In less positive news, you may remember that in my last post I wrote about our battles with Social Care to get T some PA support to increase his independence. This was a recommendation from T’s therapist. T has now been classified as a ‘Child In Need’ since the summer, and we have undertaken a full social care assessment to enable T to receive the help he needs. Part of this includes 4 weekly visits to the family home where Clive (not his real name), our Social Worker, has to make sure T is still alive. Numerous meetings with various professionals, and endless hours of questions and interviews about our family. I don’t even want to try to calculate the amount of time this has taken all together.

Today they have denied T any kind of support.
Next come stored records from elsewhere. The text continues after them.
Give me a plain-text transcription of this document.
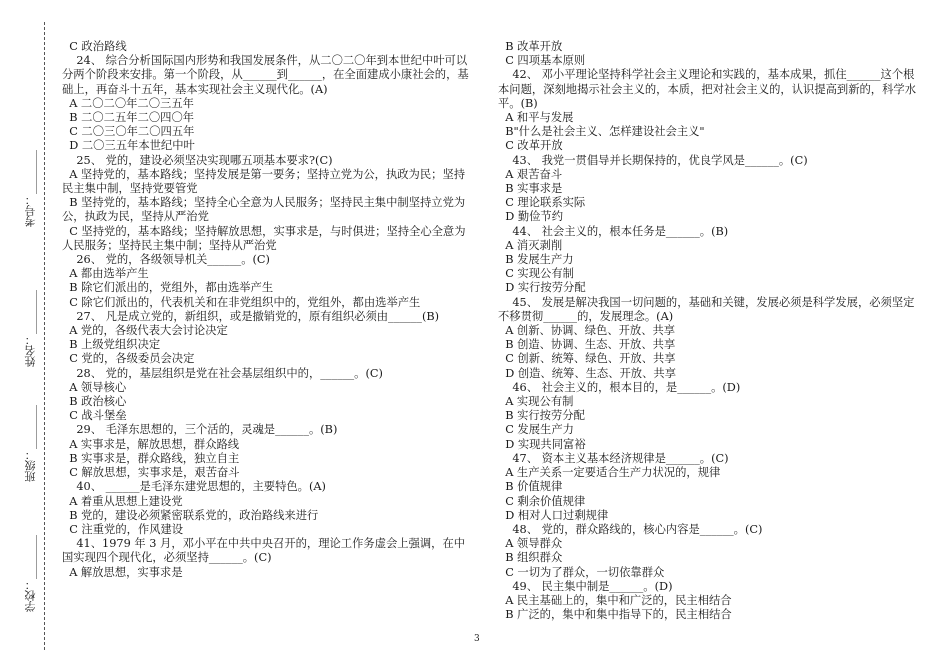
考号：________
姓名：________
班级：________
学校：________
C 政治路线
24、 综合分析国际国内形势和我国发展条件，从二〇二〇年到本世纪中叶可以分两个阶段来安排。第一个阶段，从______到______，在全面建成小康社会的，基础上，再奋斗十五年，基本实现社会主义现代化。(A)
A 二〇二〇年二〇三五年
B 二〇二五年二〇四〇年
C 二〇三〇年二〇四五年
D 二〇三五年本世纪中叶
25、 党的，建设必须坚决实现哪五项基本要求?(C)
A 坚持党的，基本路线；坚持发展是第一要务；坚持立党为公，执政为民；坚持民主集中制，坚持党要管党
B 坚持党的，基本路线；坚持全心全意为人民服务；坚持民主集中制坚持立党为公，执政为民，坚持从严治党
C 坚持党的，基本路线；坚持解放思想，实事求是，与时俱进；坚持全心全意为人民服务；坚持民主集中制；坚持从严治党
26、 党的，各级领导机关______。(C)
A 都由选举产生
B 除它们派出的，党组外，都由选举产生
C 除它们派出的，代表机关和在非党组织中的，党组外，都由选举产生
27、 凡是成立党的，新组织，或是撤销党的，原有组织必须由______(B)
A 党的，各级代表大会讨论决定
B 上级党组织决定
C 党的，各级委员会决定
28、 党的，基层组织是党在社会基层组织中的，______。(C)
A 领导核心
B 政治核心
C 战斗堡垒
29、 毛泽东思想的，三个活的，灵魂是______。(B)
A 实事求是，解放思想，群众路线
B 实事求是，群众路线，独立自主
C 解放思想，实事求是，艰苦奋斗
40、 ______是毛泽东建党思想的，主要特色。(A)
A 着重从思想上建设党
B 党的，建设必须紧密联系党的，政治路线来进行
C 注重党的，作风建设
41、1979 年 3 月，邓小平在中共中央召开的，理论工作务虚会上强调，在中国实现四个现代化，必须坚持______。(C)
A 解放思想，实事求是
B 改革开放
C 四项基本原则
42、 邓小平理论坚持科学社会主义理论和实践的，基本成果，抓住______这个根本问题，深刻地揭示社会主义的，本质，把对社会主义的，认识提高到新的，科学水平。(B)
A 和平与发展
B"什么是社会主义、怎样建设社会主义"
C 改革开放
43、 我党一贯倡导并长期保持的，优良学风是______。(C)
A 艰苦奋斗
B 实事求是
C 理论联系实际
D 勤俭节约
44、 社会主义的，根本任务是______。(B)
A 消灭剥削
B 发展生产力
C 实现公有制
D 实行按劳分配
45、 发展是解决我国一切问题的，基础和关键，发展必须是科学发展，必须坚定不移贯彻______的，发展理念。(A)
A 创新、协调、绿色、开放、共享
B 创造、协调、生态、开放、共享
C 创新、统筹、绿色、开放、共享
D 创造、统筹、生态、开放、共享
46、 社会主义的，根本目的，是______。(D)
A 实现公有制
B 实行按劳分配
C 发展生产力
D 实现共同富裕
47、 资本主义基本经济规律是______。(C)
A 生产关系一定要适合生产力状况的，规律
B 价值规律
C 剩余价值规律
D 相对人口过剩规律
48、 党的，群众路线的，核心内容是______。(C)
A 领导群众
B 组织群众
C 一切为了群众，一切依靠群众
49、 民主集中制是______。(D)
A 民主基础上的，集中和广泛的，民主相结合
B 广泛的，集中和集中指导下的，民主相结合
3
To say I am angry and upset is the understatement of the century. Their justification for this is that T can “attend social clubs like other teenagers”. Fortunately for many “other teenagers”, they do not have 3 life limiting illnesses and can access “social clubs” in a far easier way. The application was for a few hours of PA support each week. That’s it. Not thousands of pounds. Not a holiday in the Bahamas. Just a couple of hours. All we wanted was the opportunity for T to get out and socialise, in a safe way, without the drag of him having to have his parents take him everywhere. So he could be like his friends. Apparently, this is not a good enough reason.
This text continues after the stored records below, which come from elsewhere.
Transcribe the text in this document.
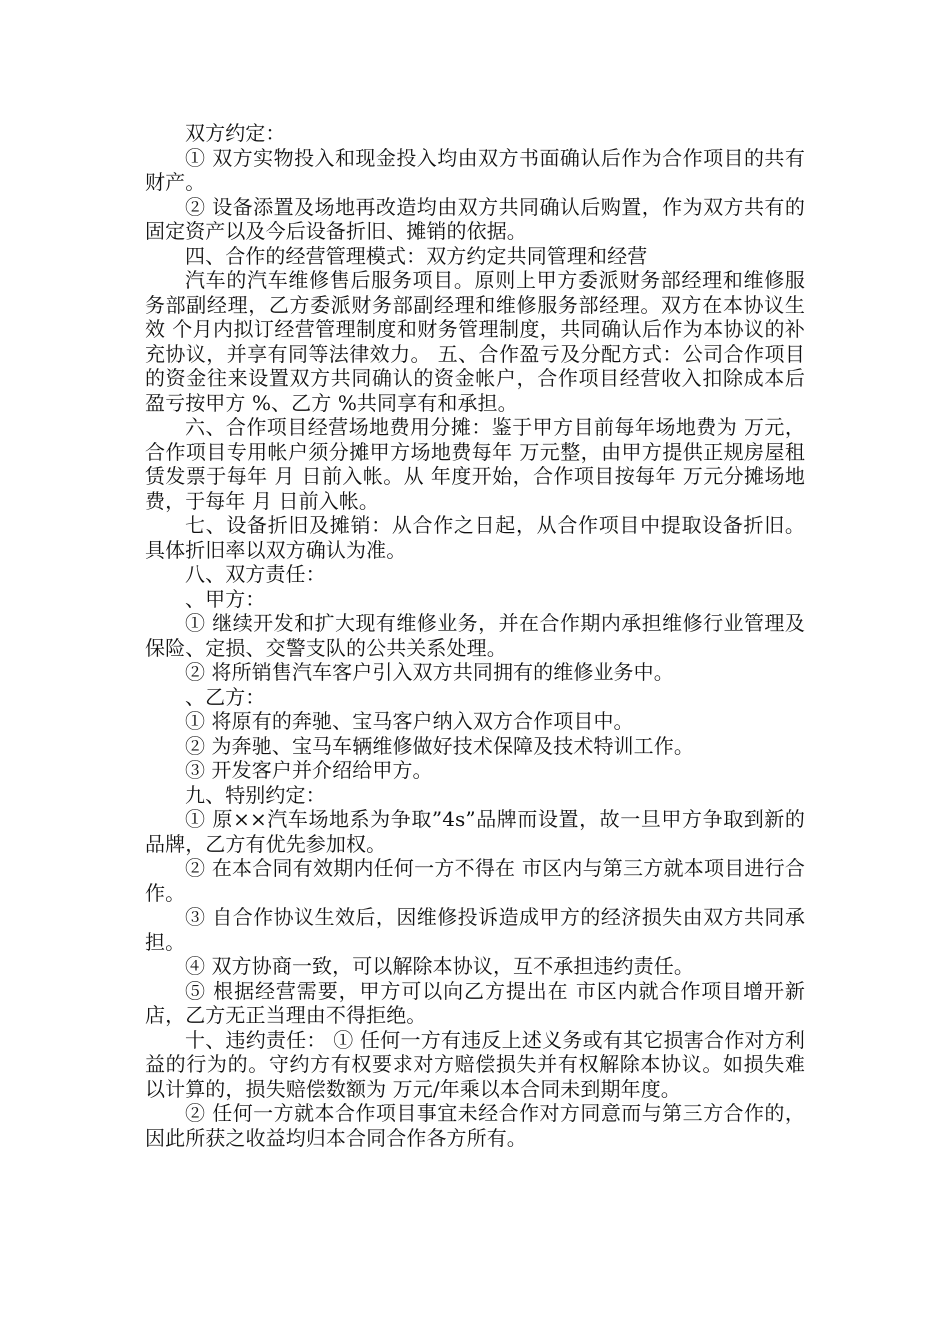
双方约定：

① 双方实物投入和现金投入均由双方书面确认后作为合作项目的共有财产。

② 设备添置及场地再改造均由双方共同确认后购置，作为双方共有的固定资产以及今后设备折旧、摊销的依据。

四、合作的经营管理模式：双方约定共同管理和经营

汽车的汽车维修售后服务项目。原则上甲方委派财务部经理和维修服务部副经理，乙方委派财务部副经理和维修服务部经理。双方在本协议生效 个月内拟订经营管理制度和财务管理制度，共同确认后作为本协议的补充协议，并享有同等法律效力。 五、合作盈亏及分配方式：公司合作项目的资金往来设置双方共同确认的资金帐户，合作项目经营收入扣除成本后盈亏按甲方 %、乙方 %共同享有和承担。

六、合作项目经营场地费用分摊：鉴于甲方目前每年场地费为 万元，合作项目专用帐户须分摊甲方场地费每年 万元整，由甲方提供正规房屋租赁发票于每年 月 日前入帐。从 年度开始，合作项目按每年 万元分摊场地费，于每年 月 日前入帐。

七、设备折旧及摊销：从合作之日起，从合作项目中提取设备折旧。具体折旧率以双方确认为准。

八、双方责任：

、甲方：

① 继续开发和扩大现有维修业务，并在合作期内承担维修行业管理及保险、定损、交警支队的公共关系处理。

② 将所销售汽车客户引入双方共同拥有的维修业务中。

、乙方：

① 将原有的奔驰、宝马客户纳入双方合作项目中。

② 为奔驰、宝马车辆维修做好技术保障及技术特训工作。

③ 开发客户并介绍给甲方。

九、特别约定：

① 原××汽车场地系为争取”4s”品牌而设置，故一旦甲方争取到新的品牌，乙方有优先参加权。

② 在本合同有效期内任何一方不得在 市区内与第三方就本项目进行合作。

③ 自合作协议生效后，因维修投诉造成甲方的经济损失由双方共同承担。

④ 双方协商一致，可以解除本协议，互不承担违约责任。

⑤ 根据经营需要，甲方可以向乙方提出在 市区内就合作项目增开新店，乙方无正当理由不得拒绝。

十、违约责任： ① 任何一方有违反上述义务或有其它损害合作对方利益的行为的。守约方有权要求对方赔偿损失并有权解除本协议。如损失难以计算的，损失赔偿数额为 万元/年乘以本合同未到期年度。

② 任何一方就本合作项目事宜未经合作对方同意而与第三方合作的，因此所获之收益均归本合同合作各方所有。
Absolute bunch of bastards. I wish them all well. And potentially a nasty bout of thrush.

So that’s where we are at. The good, the bad and the ugly. Tonight I am angry and sad. Oh, and I have the plague. Not the bubonic kind, thankfully. But I came home from work yesterday and my face has erupted into hives. Dr said I could potentially be allergic to said work, but can provide no other explanation except that I’m ‘not contagious’. So me and my plaguey face are off for some more Frazzles, potentially an angry cry, and most definitely a cuddle.

2023, sort your shit out.

All the love,

L and the Rileys


One thought on “Pox, Plague and Purple Legs

  1. Dear All,
    Its lovely to hear from you and hear how things have been going. My respect and admiration for you and J is through the roof as usual.
    I find it totally appalling that you were not given any help at all from Social Services. Over the last 3 and some years we have had dealings with them for totally different reasons but still child related and have found that they can make things worse rather than better. That’s another story.
    Wine and Frazzles seem like a good idea . Well done for just resorting to those 😂.
    I read your posts and realise how I react to so many smaller things and find those difficult to cope with at times. Chicken pox would have been enough to deal with alone.! Especially with all the usual stuff surrounding Xmas. I hope in your quiet moments that you give yourself a huge Pat on the back.
    So pleased than you managed to get a holiday away. The beach looks fabulous and fantastic for wheelchair access.
    I’ll not babble on any further but I will send you All my Love and truly hope that 2023 is Very kind to you . So give your 3 boys a big hug from me and to you a massive cuddle.